Mi faceta de actriz la tuve siempre dentro mío, de hecho, desde cuando era niña, que me paraba frente a los espejos y hablaba, ponía caras, actuaba… Tenía claro que de grande quería trabajar con algo relacionado a la televisión, a los medios, hacia la comunicación, hacia la expresión de por sí. Puedo decir que es una faceta que desde chiquita estuvo prendida adentro mío. 

¿Dónde o con quien estás estudiando?

Empecé a estudiar en la Escuela, en materias de Teatro que no eran obligatorias, pero me quedaba post clase para presentar Obras. 

Estudié en varios lugares. Fui recorriendo distintos caminos y distintas áreas dentro de la actuación. 

Primero estudié sobre todo lo que era Teatro, pero siempre tuve claro que lo que más me gustaba era sobre ficción televisiva y acá en Uruguay era muy difícil. Por suerte en estos últimos años todo lo que es cine ha crecido y hay más lugares para estudiar ante cámara. 

Después de estudiar por la vía del teatro descubrí que dentro del teatro lo que más me gusta es gesto íntimo y trabajar en salas chiquitas que te permiten estar más cerca del público. Lo veo como una actuación más real, más hacia adentro, que es la que a mí más me gusta, y en esto es que siento que se parece más al cine. Es el tipo de actuación que más me gusta. 

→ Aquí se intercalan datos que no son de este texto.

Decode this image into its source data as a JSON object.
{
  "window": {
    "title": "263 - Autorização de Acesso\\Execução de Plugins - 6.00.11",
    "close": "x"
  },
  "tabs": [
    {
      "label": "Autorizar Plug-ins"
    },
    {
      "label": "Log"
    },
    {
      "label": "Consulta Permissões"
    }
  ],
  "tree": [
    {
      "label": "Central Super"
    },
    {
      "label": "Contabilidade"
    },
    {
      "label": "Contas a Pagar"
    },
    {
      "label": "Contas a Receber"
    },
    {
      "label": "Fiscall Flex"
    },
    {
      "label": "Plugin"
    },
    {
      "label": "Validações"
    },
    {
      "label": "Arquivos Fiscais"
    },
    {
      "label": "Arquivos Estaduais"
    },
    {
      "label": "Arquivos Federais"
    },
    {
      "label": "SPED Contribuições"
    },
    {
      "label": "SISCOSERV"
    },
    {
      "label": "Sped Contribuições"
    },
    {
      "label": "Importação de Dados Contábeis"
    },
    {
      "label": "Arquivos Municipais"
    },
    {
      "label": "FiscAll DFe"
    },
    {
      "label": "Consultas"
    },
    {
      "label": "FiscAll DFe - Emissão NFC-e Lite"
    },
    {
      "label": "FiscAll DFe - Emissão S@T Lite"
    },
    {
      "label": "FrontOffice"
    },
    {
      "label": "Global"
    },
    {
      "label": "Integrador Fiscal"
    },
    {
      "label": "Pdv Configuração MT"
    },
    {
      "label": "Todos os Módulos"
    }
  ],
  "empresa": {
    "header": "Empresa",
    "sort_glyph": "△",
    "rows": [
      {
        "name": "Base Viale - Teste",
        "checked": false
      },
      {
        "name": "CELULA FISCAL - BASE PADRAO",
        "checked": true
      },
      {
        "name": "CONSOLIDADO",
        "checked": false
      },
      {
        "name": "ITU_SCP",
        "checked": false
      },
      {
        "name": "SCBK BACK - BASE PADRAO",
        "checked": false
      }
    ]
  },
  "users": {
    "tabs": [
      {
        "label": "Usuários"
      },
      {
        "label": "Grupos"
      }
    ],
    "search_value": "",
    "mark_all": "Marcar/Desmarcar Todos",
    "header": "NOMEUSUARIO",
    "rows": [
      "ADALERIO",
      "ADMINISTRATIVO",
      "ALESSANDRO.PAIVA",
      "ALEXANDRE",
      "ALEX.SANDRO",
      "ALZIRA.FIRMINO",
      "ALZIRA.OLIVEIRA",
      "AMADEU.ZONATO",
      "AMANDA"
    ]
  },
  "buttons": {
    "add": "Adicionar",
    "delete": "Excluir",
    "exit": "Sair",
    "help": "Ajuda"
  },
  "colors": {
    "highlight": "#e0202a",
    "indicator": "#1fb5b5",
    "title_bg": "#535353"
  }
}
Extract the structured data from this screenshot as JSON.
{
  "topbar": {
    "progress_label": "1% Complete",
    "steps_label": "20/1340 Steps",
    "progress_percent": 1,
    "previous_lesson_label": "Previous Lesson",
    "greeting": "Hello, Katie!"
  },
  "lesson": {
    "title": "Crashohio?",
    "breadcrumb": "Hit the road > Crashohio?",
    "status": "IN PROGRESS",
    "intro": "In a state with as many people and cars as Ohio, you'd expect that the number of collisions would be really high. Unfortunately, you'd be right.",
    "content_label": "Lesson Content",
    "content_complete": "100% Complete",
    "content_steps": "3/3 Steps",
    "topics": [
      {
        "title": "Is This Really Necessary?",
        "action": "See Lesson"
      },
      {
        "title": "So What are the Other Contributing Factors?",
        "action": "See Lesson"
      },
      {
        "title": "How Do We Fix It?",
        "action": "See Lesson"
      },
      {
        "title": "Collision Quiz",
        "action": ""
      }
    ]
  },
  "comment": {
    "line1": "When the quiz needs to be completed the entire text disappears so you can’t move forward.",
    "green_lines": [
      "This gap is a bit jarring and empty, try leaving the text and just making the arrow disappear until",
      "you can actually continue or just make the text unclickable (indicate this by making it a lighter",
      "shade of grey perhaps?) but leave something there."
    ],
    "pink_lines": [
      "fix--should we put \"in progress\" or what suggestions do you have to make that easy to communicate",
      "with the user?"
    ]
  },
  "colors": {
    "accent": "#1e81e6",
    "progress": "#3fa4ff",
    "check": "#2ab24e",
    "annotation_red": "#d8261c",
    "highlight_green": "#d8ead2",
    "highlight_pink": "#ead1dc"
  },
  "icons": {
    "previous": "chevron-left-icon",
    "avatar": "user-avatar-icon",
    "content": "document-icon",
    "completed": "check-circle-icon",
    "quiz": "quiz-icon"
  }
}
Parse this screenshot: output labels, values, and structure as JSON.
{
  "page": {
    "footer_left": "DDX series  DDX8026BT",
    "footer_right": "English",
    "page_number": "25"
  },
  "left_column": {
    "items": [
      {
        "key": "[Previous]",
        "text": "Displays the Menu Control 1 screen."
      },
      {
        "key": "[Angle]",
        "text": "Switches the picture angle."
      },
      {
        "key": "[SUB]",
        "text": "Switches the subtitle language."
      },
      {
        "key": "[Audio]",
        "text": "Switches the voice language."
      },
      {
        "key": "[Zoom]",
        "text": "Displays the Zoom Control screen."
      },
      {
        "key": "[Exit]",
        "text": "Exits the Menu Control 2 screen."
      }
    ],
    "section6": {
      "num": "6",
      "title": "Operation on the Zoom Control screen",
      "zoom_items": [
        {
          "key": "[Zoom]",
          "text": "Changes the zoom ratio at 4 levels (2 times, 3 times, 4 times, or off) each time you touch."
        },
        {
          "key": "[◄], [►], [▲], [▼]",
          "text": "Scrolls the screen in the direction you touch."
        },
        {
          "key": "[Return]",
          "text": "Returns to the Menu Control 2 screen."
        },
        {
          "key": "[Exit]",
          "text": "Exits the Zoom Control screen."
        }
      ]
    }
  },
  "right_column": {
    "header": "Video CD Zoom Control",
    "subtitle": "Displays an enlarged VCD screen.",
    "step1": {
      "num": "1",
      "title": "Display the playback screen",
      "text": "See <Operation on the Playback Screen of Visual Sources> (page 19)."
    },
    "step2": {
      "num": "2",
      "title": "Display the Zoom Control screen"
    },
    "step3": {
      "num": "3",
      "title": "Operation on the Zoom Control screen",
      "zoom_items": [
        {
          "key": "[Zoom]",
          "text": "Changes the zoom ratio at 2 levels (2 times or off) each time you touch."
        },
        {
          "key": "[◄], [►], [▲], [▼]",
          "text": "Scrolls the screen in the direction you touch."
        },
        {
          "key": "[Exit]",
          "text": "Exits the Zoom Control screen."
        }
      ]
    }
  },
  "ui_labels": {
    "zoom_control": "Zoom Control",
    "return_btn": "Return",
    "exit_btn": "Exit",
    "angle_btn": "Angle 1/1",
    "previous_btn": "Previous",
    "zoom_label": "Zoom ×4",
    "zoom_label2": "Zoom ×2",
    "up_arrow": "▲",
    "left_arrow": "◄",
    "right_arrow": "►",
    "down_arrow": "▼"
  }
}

Actuación ante cámara en el primer lugar que estudié fue en La Escena, que me recibí hace 3 años. Luego, seguí estudiando con Gabriel Pérez hasta hoy en día. El año pasado estudié también con Fernando Hernández, en un curso también de Ante Cámara. Este año me enfoqué a estudiar en Dodeca, un curso que se llama de Avanzados, que es ejercitar permanentemente distintos ejercidos a nivel actoral. Los actores necesitamos estar activos de cierta forma, y con todo este tema de la pandemia se ha complicado bastante. Entonces este año decidí mantenerme activa haciendo este curso de avanzados, que está buenísimo y que estás todo el tiempo generando contenidos y manteniéndote activa. Para todo lo que es ficción es súper recomendable. 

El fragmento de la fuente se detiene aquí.